Feline Vaccination Series: Part 1
With the apparent success of the recently completed canine vaccination series, I figure it’s time we turn our attention to cats. I’m going to attack the subject in a similar manner, dividing available vaccines into two categories — essential and situational.
By way of review, I define essential vaccines as those that are required by law and/or prevent especially contagious, widespread, or severe diseases. Situational vaccines are those that benefit only some individuals based on their lifestyle, age, geographic location, travel plans, and underlying health concerns.

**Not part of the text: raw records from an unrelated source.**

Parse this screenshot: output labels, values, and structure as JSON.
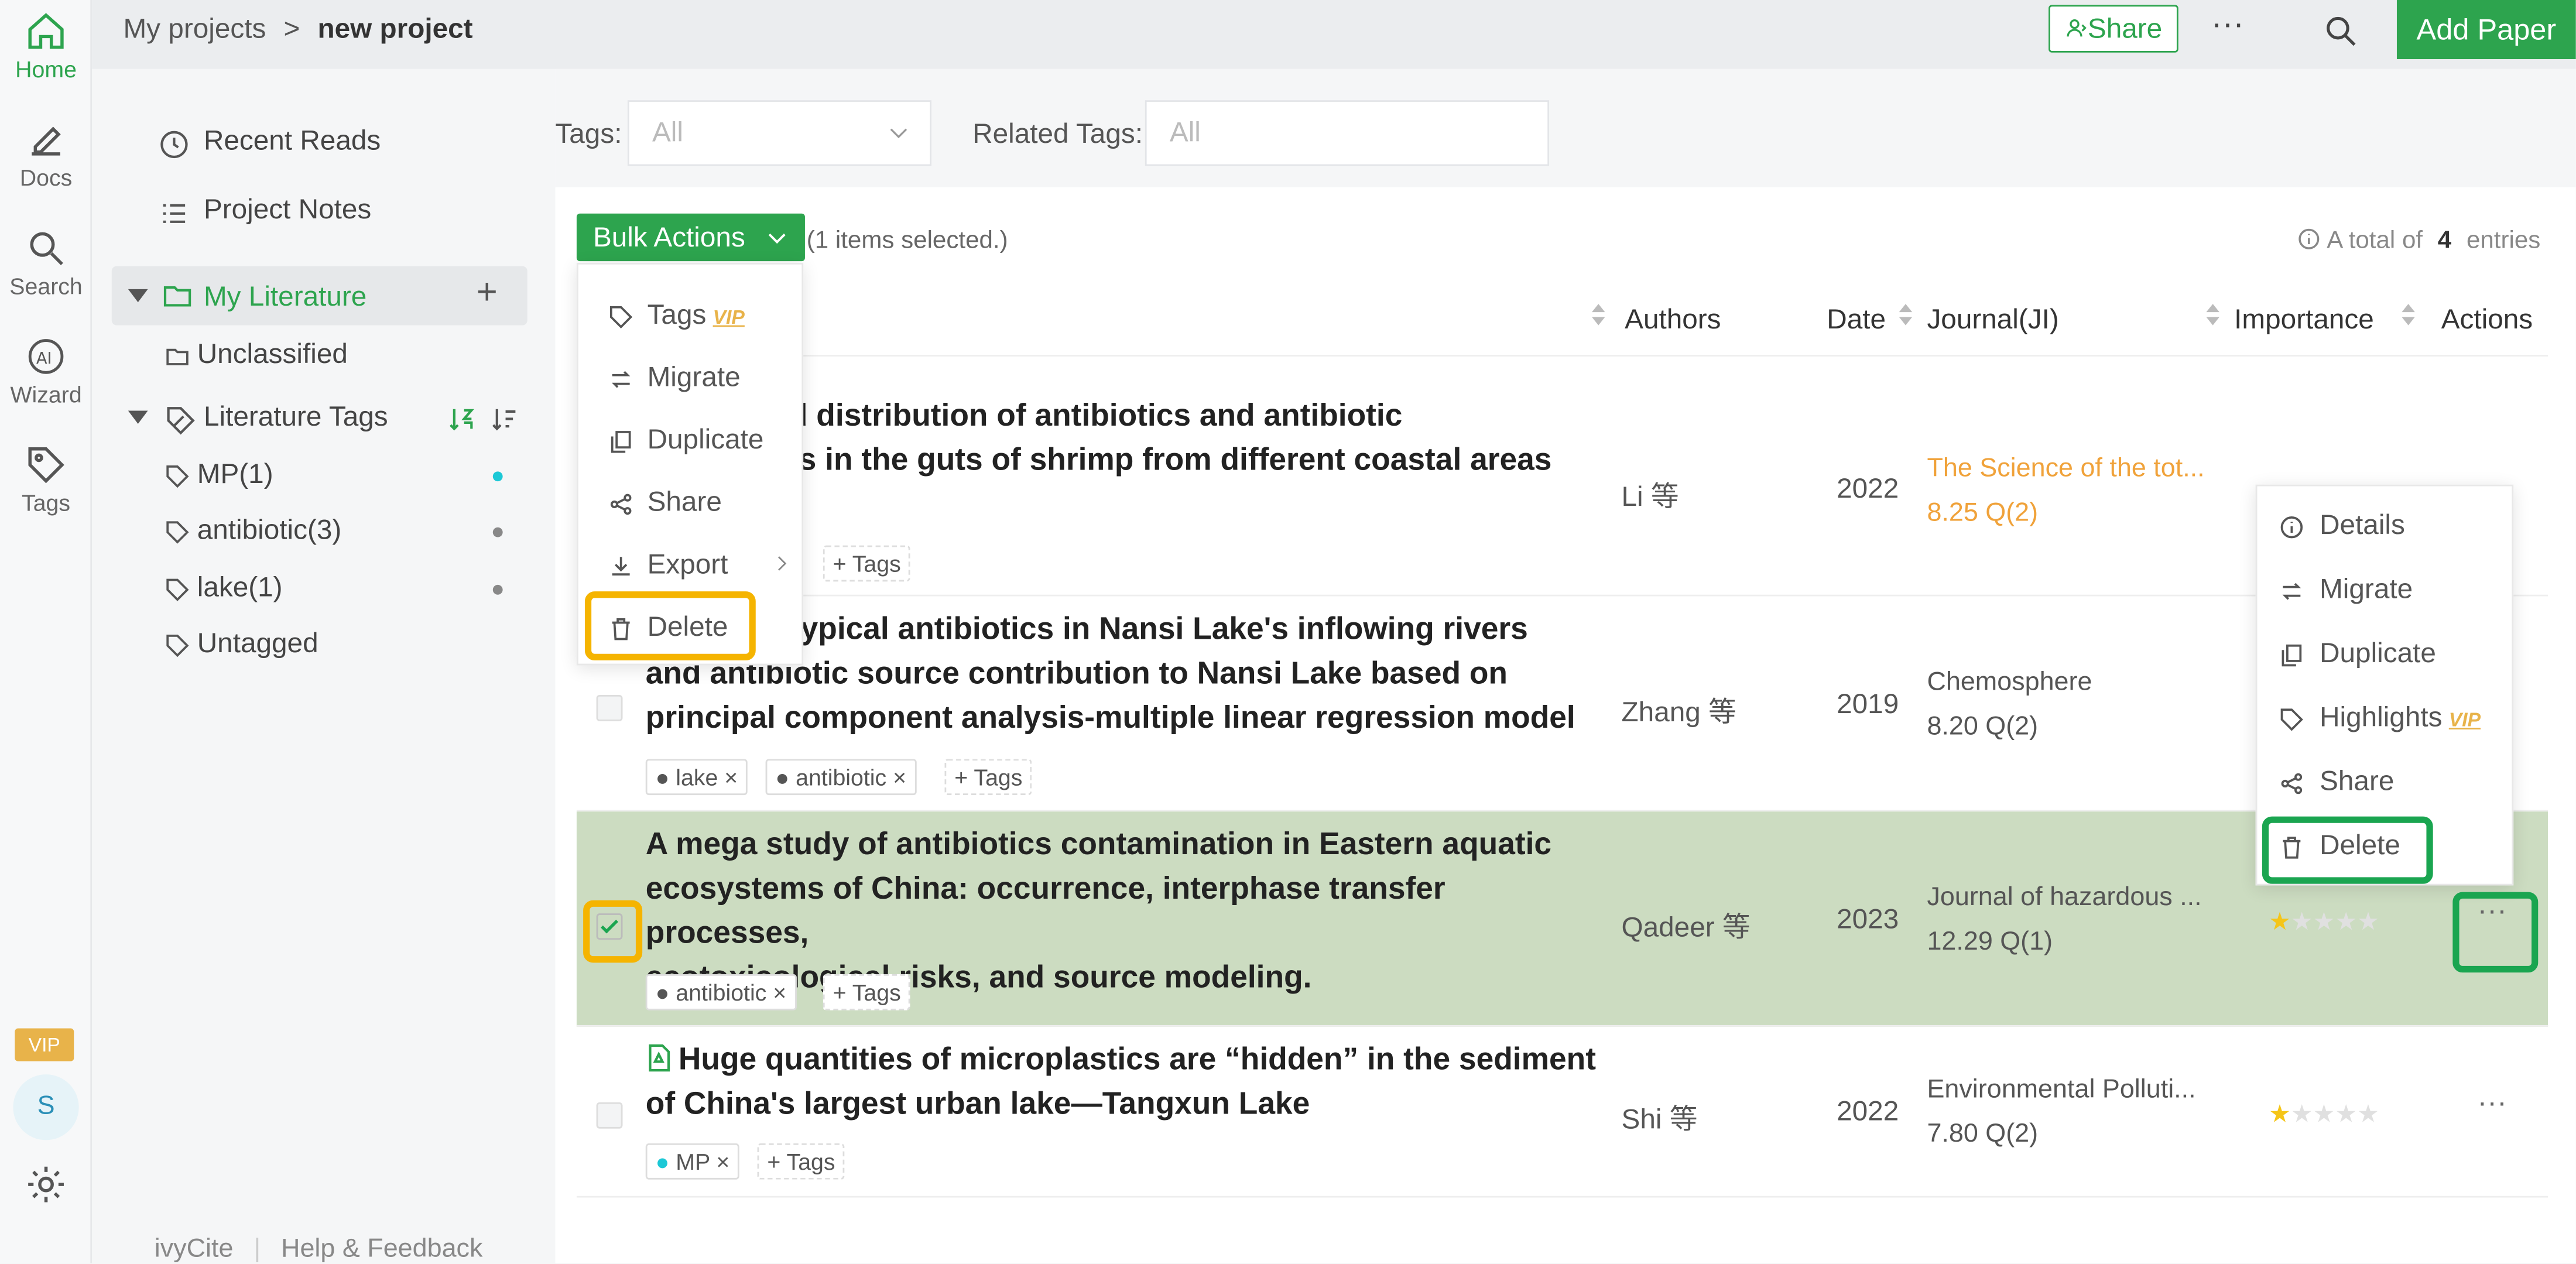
{
  "rail": {
    "items": [
      {
        "label": "Home",
        "icon": "home-icon"
      },
      {
        "label": "Docs",
        "icon": "pen-icon"
      },
      {
        "label": "Search",
        "icon": "search-icon"
      },
      {
        "label": "Wizard",
        "icon": "ai-icon"
      },
      {
        "label": "Tags",
        "icon": "tag-icon"
      }
    ],
    "vip": "VIP",
    "avatar": "S"
  },
  "topbar": {
    "breadcrumb_root": "My projects",
    "breadcrumb_sep": ">",
    "breadcrumb_current": "new project",
    "share": "Share",
    "more": "···",
    "add_paper": "Add Paper"
  },
  "sidebar": {
    "recent_reads": "Recent Reads",
    "project_notes": "Project Notes",
    "my_literature": "My Literature",
    "unclassified": "Unclassified",
    "literature_tags": "Literature Tags",
    "tags": [
      {
        "label": "MP(1)",
        "color": "#1cc8d6"
      },
      {
        "label": "antibiotic(3)",
        "color": "#888888"
      },
      {
        "label": "lake(1)",
        "color": "#888888"
      },
      {
        "label": "Untagged",
        "color": ""
      }
    ],
    "footer_brand": "ivyCite",
    "footer_sep": "|",
    "footer_help": "Help & Feedback"
  },
  "filters": {
    "tags_label": "Tags:",
    "tags_value": "All",
    "related_label": "Related Tags:",
    "related_value": "All"
  },
  "toolbar": {
    "bulk_actions": "Bulk Actions",
    "selected": "(1 items selected.)",
    "total_prefix": "A total of",
    "total_count": "4",
    "total_suffix": "entries"
  },
  "table": {
    "headers": {
      "authors": "Authors",
      "date": "Date",
      "journal": "Journal(JI)",
      "importance": "Importance",
      "actions": "Actions"
    },
    "rows": [
      {
        "title_line1": "e and distribution of antibiotics and antibiotic",
        "title_line2": "genes in the guts of shrimp from different coastal areas",
        "authors": "Li 等",
        "date": "2022",
        "journal": "The Science of the tot...",
        "impact": "8.25 Q(2)",
        "tags": [],
        "add_tag": "Tags"
      },
      {
        "title_line1": "e of typical antibiotics in Nansi Lake's inflowing rivers",
        "title_line2": "and antibiotic source contribution to Nansi Lake based on",
        "title_line3": "principal component analysis-multiple linear regression model",
        "authors": "Zhang 等",
        "date": "2019",
        "journal": "Chemosphere",
        "impact": "8.20 Q(2)",
        "tags": [
          "lake",
          "antibiotic"
        ],
        "add_tag": "Tags"
      },
      {
        "title_line1": "A mega study of antibiotics contamination in Eastern aquatic",
        "title_line2": "ecosystems of China: occurrence, interphase transfer processes,",
        "title_line3": "ecotoxicological risks, and source modeling.",
        "authors": "Qadeer 等",
        "date": "2023",
        "journal": "Journal of hazardous ...",
        "impact": "12.29 Q(1)",
        "tags": [
          "antibiotic"
        ],
        "add_tag": "Tags",
        "stars": 1,
        "selected": true
      },
      {
        "title_line1": "Huge quantities of microplastics are “hidden” in the sediment",
        "title_line2": "of China's largest urban lake—Tangxun Lake",
        "authors": "Shi 等",
        "date": "2022",
        "journal": "Environmental Polluti...",
        "impact": "7.80 Q(2)",
        "tags": [
          "MP"
        ],
        "add_tag": "Tags",
        "stars": 1
      }
    ]
  },
  "bulk_menu": {
    "items": [
      {
        "label": "Tags",
        "vip": "VIP"
      },
      {
        "label": "Migrate"
      },
      {
        "label": "Duplicate"
      },
      {
        "label": "Share"
      },
      {
        "label": "Export"
      },
      {
        "label": "Delete"
      }
    ]
  },
  "row_menu": {
    "items": [
      {
        "label": "Details"
      },
      {
        "label": "Migrate"
      },
      {
        "label": "Duplicate"
      },
      {
        "label": "Highlights",
        "vip": "VIP"
      },
      {
        "label": "Share"
      },
      {
        "label": "Delete"
      }
    ]
  },
  "colors": {
    "accent": "#2da44e",
    "selected_row": "#ccdcc1",
    "highlight_orange": "#f5b400",
    "highlight_green": "#1aa550"
  }
}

The essential vaccines for cats are rabies, feline viral rhinotracheitis (herpes virus), panleukopenia (sometimes called feline distemper), and calicivirus. Every cat should receive these vaccines on a schedule known to provide them with continuous protection or (except in the case of rabies) be monitored via serology (titers) to determine when a booster is needed. Exceptions can be made when a serious health concern (e.g., a previously documented anaphylactic reaction or a current diagnosis of serious disease) makes the risk of vaccination higher than its benefits.
Rabies vaccines for cats are required by law in most states (See the AVMA’s listing for an up to date summary of rabies laws). State, local, and municipal statutes must be followed. Most do not recognize rabies titers as being a substitute for vaccination and will provide exemptions under very limited circumstances (e.g., a documented life-threatening reaction to a previous rabies vaccination in combination with a lifestyle that strictly limits exposure to wildlife and poses a negligible risk to public health). Many states only recognize rabies vaccines that are given by a veterinarian or under veterinary supervision.

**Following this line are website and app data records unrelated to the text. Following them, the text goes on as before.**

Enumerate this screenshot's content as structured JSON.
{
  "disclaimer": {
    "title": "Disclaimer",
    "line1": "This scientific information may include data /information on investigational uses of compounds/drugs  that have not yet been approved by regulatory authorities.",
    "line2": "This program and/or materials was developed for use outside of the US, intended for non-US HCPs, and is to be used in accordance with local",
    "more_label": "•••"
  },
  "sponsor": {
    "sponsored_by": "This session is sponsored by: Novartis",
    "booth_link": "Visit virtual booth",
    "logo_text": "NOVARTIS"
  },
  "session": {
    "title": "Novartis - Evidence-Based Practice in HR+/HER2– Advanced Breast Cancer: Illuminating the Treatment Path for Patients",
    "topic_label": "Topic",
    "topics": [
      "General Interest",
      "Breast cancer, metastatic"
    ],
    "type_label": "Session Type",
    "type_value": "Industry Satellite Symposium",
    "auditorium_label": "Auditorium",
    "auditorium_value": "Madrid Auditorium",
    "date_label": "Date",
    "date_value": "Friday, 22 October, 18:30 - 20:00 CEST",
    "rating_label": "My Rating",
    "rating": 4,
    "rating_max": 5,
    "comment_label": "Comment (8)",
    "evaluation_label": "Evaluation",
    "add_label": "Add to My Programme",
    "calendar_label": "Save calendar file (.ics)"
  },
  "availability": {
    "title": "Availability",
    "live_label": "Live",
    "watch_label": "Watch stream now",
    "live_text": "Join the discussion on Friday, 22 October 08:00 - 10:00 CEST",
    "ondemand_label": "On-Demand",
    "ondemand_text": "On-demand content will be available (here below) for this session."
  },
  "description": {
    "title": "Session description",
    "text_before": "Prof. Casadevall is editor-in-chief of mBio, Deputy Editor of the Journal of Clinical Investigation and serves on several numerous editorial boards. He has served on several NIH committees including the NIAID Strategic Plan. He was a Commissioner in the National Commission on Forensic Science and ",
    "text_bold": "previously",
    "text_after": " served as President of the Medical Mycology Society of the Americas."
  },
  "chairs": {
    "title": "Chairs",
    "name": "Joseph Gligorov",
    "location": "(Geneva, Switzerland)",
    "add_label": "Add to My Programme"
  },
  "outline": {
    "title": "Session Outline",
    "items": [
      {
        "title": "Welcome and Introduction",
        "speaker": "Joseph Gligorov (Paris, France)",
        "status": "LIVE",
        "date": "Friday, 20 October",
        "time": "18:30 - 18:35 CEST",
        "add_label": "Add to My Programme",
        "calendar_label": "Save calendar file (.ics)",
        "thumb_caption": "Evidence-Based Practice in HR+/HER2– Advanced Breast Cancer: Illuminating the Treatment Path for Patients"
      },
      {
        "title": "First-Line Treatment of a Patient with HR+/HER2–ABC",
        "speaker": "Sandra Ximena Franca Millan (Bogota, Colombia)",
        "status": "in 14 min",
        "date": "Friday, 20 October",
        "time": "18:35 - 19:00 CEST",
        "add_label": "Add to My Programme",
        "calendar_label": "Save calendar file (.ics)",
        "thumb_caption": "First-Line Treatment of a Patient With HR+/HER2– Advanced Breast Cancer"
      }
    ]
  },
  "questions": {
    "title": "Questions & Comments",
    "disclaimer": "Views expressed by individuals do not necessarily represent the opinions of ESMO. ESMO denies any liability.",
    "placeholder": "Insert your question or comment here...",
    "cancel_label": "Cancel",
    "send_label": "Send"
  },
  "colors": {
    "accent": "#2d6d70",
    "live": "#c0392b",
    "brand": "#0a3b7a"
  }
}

Several different types of feline rabies vaccines are available and have different label directions. For example, the “older” types of rabies vaccines that have been associated with a higher risk of injection site sarcomas typically can be given when a cat reaches 12 weeks of age, boosted one year later, and then readministered every three years from then point on. The newer recombinant rabies vaccines do appear to be safer with regards to injection site sarcomas but need to be given at 12 weeks of age and then annually thereafter. Close attention to detail is needed to ensure that both the manufacturer’s label directions and all relevant rabies laws are followed.
Feline viral rhinotracheitis, calicivirus, and panleukopenia vaccinations can all be given according to the same schedule. In fact, they are often combined in a single “shot” that goes by the abbreviation FVRCP. Kittens should begin their vaccination series between six and eight weeks of age, and then receive a booster every 3-4 weeks until they are 16 weeks of age. The last dose should be given between 14 and 16 weeks of age to ensure the immunity derived from mother’s milk that can inactivate vaccines has waned. Depending on when kittens start the series, they will receive a total of either three or four vaccines. An additional FVRCP booster is given at the cat’s one year check-up. An adult animal with an unknown vaccination history should receive two FVRCP vaccines approximately 3-4 weeks apart.
Research has shown that the immunity produced by FVRCP vaccinations in adult cats lasts at least three years. Therefore, revaccination every three years or running intermittent titers to check antibody levels are both reasonable options. When a cat that has been vaccinated for FVRCP multiple times reaches an advanced age, which I define as around 15 or so, both vaccinations and titers can usually be stopped unless the risk posed by these diseases is especially high.
One question that frequently arises when discussing cats and vaccines is, “Do indoor-only cats need to be vaccinated?” My answer, with regards to essential vaccines, is “Yes.”
I can’t recommend that owners break the law as it applies to rabies vaccines, and if an indoor only cat bites someone it is still subject to all the quarantine and euthanasia/testing regulations that apply to individuals that go outside. Cats that are ostensibly indoor-only can also escape or be exposed to diseases that enter the home.